Porque -arte- es, para quien no es artista, cualquier cosa que un artista hace. No importa aquí definir la palabra, sino la cosa. Lo que es -hacer- arte. O mejor: lo que el arte nos hace.
Un siglo mercantil -y ya no importa si hablamos del siglo XXI recién inaugurado, o de esta época que, según la historia nos enseña, empezó cuando el hombre empezó a vender su fuerza de trabajo como medio de vida--, una época en que cada acto, como también toda omisión, son vistos desde el punto de vista de la utilidad. Ese es el tiempo en que vivimos.
¿Para qué sirve? ¿Qué gano con esto? ¿Me conviene o no me conviene? Las moscas insisten, atmosféricas, en sus increíbles porque repetidas cabriolas sobre el mate, la pava, el azúcar, la piel-- ese delgado límite entre un -dentro-y un -fuera-siempre problemáticos.
El arte, decía Read, si bien leí y rememoro, nos trae de vuelta a nuestro lado no mercantil, no tecnológico. El arte nos devuelve esa parte de nosotros mismos que se evapora al intentar llevarla... al mercado. El arte nos trae de vuelta nuestras memorias personales y más que personales. Vence la necesidad.
La necesidad de éxito. De dinero. De reconocimiento de -los demás-, -el público-. Van Gogh lo sabía. No buscaba el éxito. ¿Qué buscaba? Colores. Ecos profundos en sentimiento de los hombres. Reverberar después de muerto.
Pero hay que traer más acá ese arte que es tu propia forma de tocar la cucharita o abrir la puerta o levantarte y ver a tu lado la misma mujer y el mismo par de zapatos y la misma ventana de tiempo con sus letreros luminosos y su cartel -Hotel de Bélgica".
El Hotel Lucho. No importa el hotel. Importa que, como el toro triste del cuento de Cortázar en Historias de Cronopios y de Famas, hagamos fuerza para salir del ladrillo de cristal del que los diarios dicen.
Importa... el latido misterioso de la cucharita indemne a las moscas. El porque sí de su vuelo tintineante en la piel pegajosa. Charly García orando mutante: "ten piedad de mí...estoy desvaneciéndome sin tu amor-. Ta, ta, ta, ta, ta.

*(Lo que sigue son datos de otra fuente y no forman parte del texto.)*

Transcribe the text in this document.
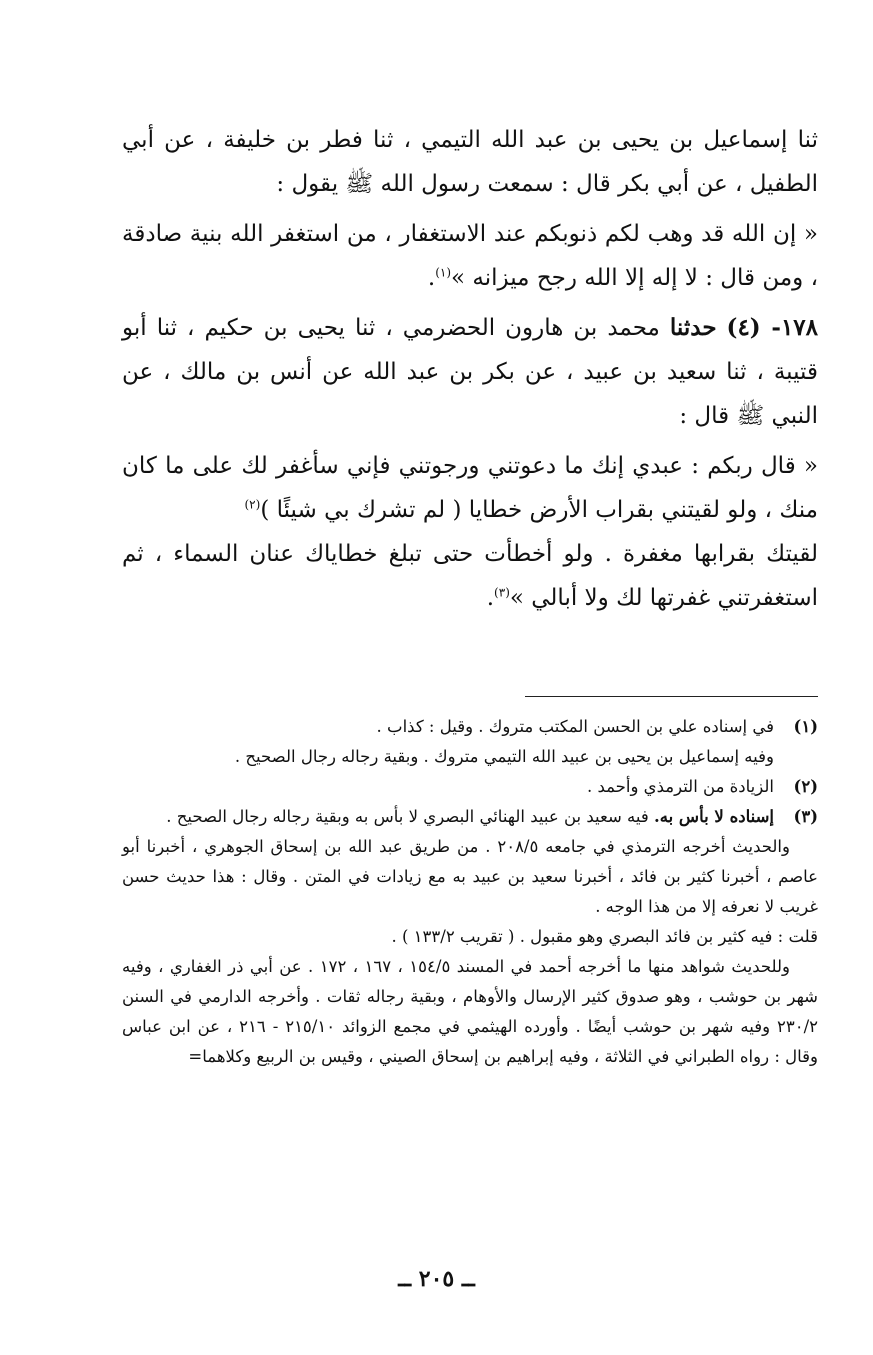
ثنا إسماعيل بن يحيى بن عبد الله التيمي ، ثنا فطر بن خليفة ، عن أبي الطفيل ، عن أبي بكر قال : سمعت رسول الله ﷺ يقول :

« إن الله قد وهب لكم ذنوبكم عند الاستغفار ، من استغفر الله بنية صادقة ، ومن قال : لا إله إلا الله رجح ميزانه »$^{(١)}$.

١٧٨- (٤) حدثنا محمد بن هارون الحضرمي ، ثنا يحيى بن حكيم ، ثنا أبو قتيبة ، ثنا سعيد بن عبيد ، عن بكر بن عبد الله عن أنس بن مالك ، عن النبي ﷺ قال :

« قال ربكم : عبدي إنك ما دعوتني ورجوتني فإني سأغفر لك على ما كان منك ، ولو لقيتني بقراب الأرض خطايا ( لم تشرك بي شيئًا )$^{(٢)}$

لقيتك بقرابها مغفرة . ولو أخطأت حتى تبلغ خطاياك عنان السماء ، ثم استغفرتني غفرتها لك ولا أبالي »$^{(٣)}$.

(١)
في إسناده علي بن الحسن المكتب متروك . وقيل : كذاب .

وفيه إسماعيل بن يحيى بن عبيد الله التيمي متروك . وبقية رجاله رجال الصحيح .

(٢)
الزيادة من الترمذي وأحمد .
(٣)
إسناده لا بأس به. فيه سعيد بن عبيد الهنائي البصري لا بأس به وبقية رجاله رجال الصحيح .

والحديث أخرجه الترمذي في جامعه ٢٠٨/٥ . من طريق عبد الله بن إسحاق الجوهري ، أخبرنا أبو عاصم ، أخبرنا كثير بن فائد ، أخبرنا سعيد بن عبيد به مع زيادات في المتن . وقال : هذا حديث حسن غريب لا نعرفه إلا من هذا الوجه .

قلت : فيه كثير بن فائد البصري وهو مقبول . ( تقريب ١٣٣/٢ ) .

وللحديث شواهد منها ما أخرجه أحمد في المسند ١٥٤/٥ ، ١٦٧ ، ١٧٢ . عن أبي ذر الغفاري ، وفيه شهر بن حوشب ، وهو صدوق كثير الإرسال والأوهام ، وبقية رجاله ثقات . وأخرجه الدارمي في السنن ٢٣٠/٢ وفيه شهر بن حوشب أيضًا . وأورده الهيثمي في مجمع الزوائد ٢١٥/١٠ - ٢١٦ ، عن ابن عباس وقال : رواه الطبراني في الثلاثة ، وفيه إبراهيم بن إسحاق الصيني ، وقيس بن الربيع وكلاهما=

ــ ٢٠٥ ــ
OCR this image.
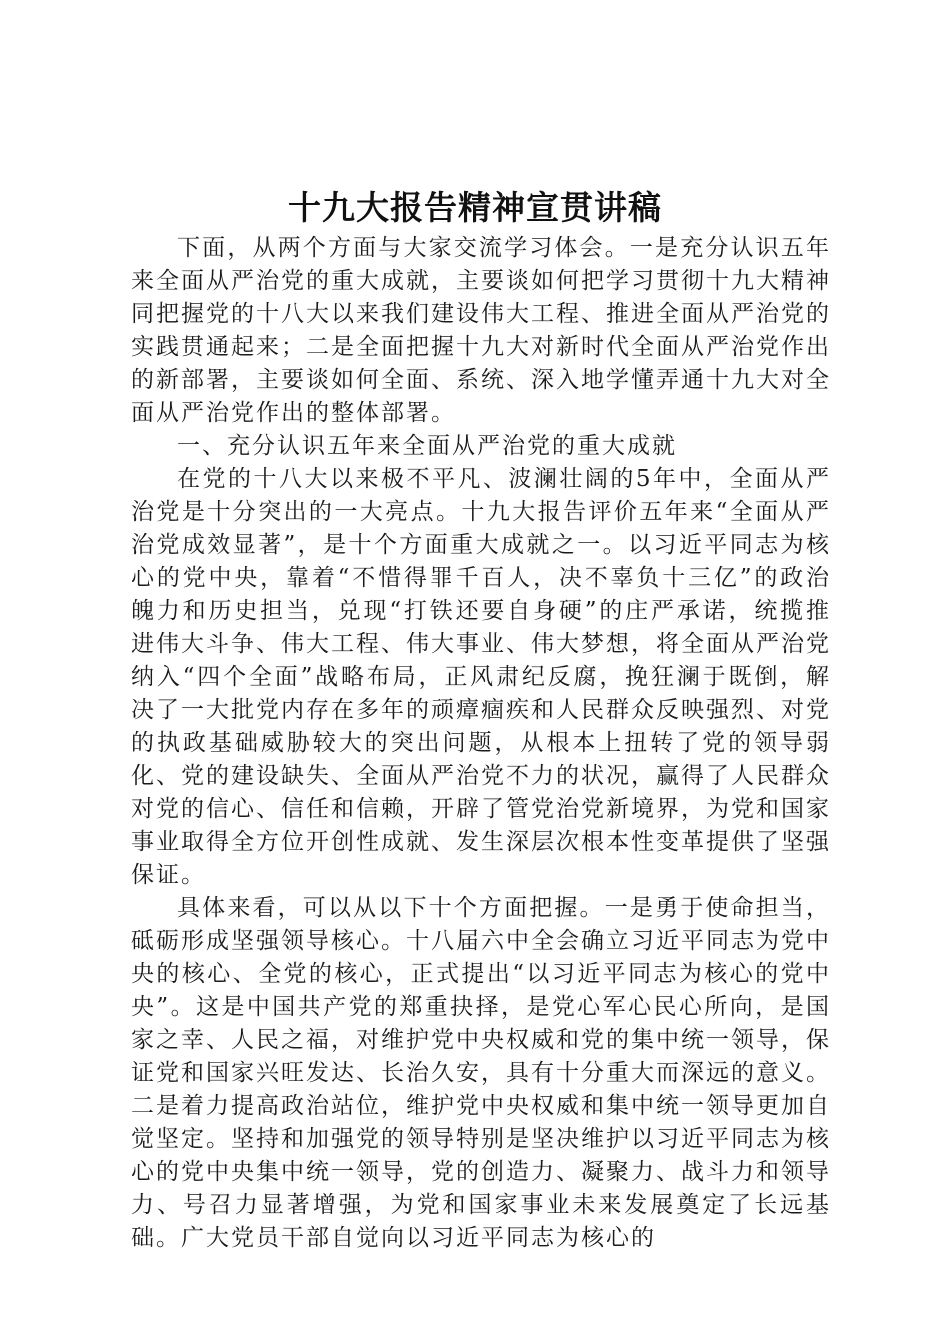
十九大报告精神宣贯讲稿

下面，从两个方面与大家交流学习体会。一是充分认识五年来全面从严治党的重大成就，主要谈如何把学习贯彻十九大精神同把握党的十八大以来我们建设伟大工程、推进全面从严治党的实践贯通起来；二是全面把握十九大对新时代全面从严治党作出的新部署，主要谈如何全面、系统、深入地学懂弄通十九大对全面从严治党作出的整体部署。

一、充分认识五年来全面从严治党的重大成就

在党的十八大以来极不平凡、波澜壮阔的5年中，全面从严治党是十分突出的一大亮点。十九大报告评价五年来“全面从严治党成效显著”，是十个方面重大成就之一。以习近平同志为核心的党中央，靠着“不惜得罪千百人，决不辜负十三亿”的政治魄力和历史担当，兑现“打铁还要自身硬”的庄严承诺，统揽推进伟大斗争、伟大工程、伟大事业、伟大梦想，将全面从严治党纳入“四个全面”战略布局，正风肃纪反腐，挽狂澜于既倒，解决了一大批党内存在多年的顽瘴痼疾和人民群众反映强烈、对党的执政基础威胁较大的突出问题，从根本上扭转了党的领导弱化、党的建设缺失、全面从严治党不力的状况，赢得了人民群众对党的信心、信任和信赖，开辟了管党治党新境界，为党和国家事业取得全方位开创性成就、发生深层次根本性变革提供了坚强保证。

具体来看，可以从以下十个方面把握。一是勇于使命担当，砥砺形成坚强领导核心。十八届六中全会确立习近平同志为党中央的核心、全党的核心，正式提出“以习近平同志为核心的党中央”。这是中国共产党的郑重抉择，是党心军心民心所向，是国家之幸、人民之福，对维护党中央权威和党的集中统一领导，保证党和国家兴旺发达、长治久安，具有十分重大而深远的意义。二是着力提高政治站位，维护党中央权威和集中统一领导更加自觉坚定。坚持和加强党的领导特别是坚决维护以习近平同志为核心的党中央集中统一领导，党的创造力、凝聚力、战斗力和领导力、号召力显著增强，为党和国家事业未来发展奠定了长远基础。广大党员干部自觉向以习近平同志为核心的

Falta el son de tu guitarra, o un trombón, o una suave voz canturreando giros en tu oído o en tu esófago hasta hacerse garganta y volver a encantarte con ese arte.
De Read, las moscas y el arte.
Ya quiso ponérsele al arte una -función social-. Y ha de tenerla, pero descubrila. -Arte político-, "Arte revolucionario.-Al despegar el rótulo veo el dibujo de la etiqueta diseñando islas o mares.
En algún lugar suenan las trompetas del Apocalipsis. Que, como quieren estos tiempos mercadológicos, neoliberales, modernos, ya no serán angelicales. Apenas implosiones predichas, redichas, desdichas.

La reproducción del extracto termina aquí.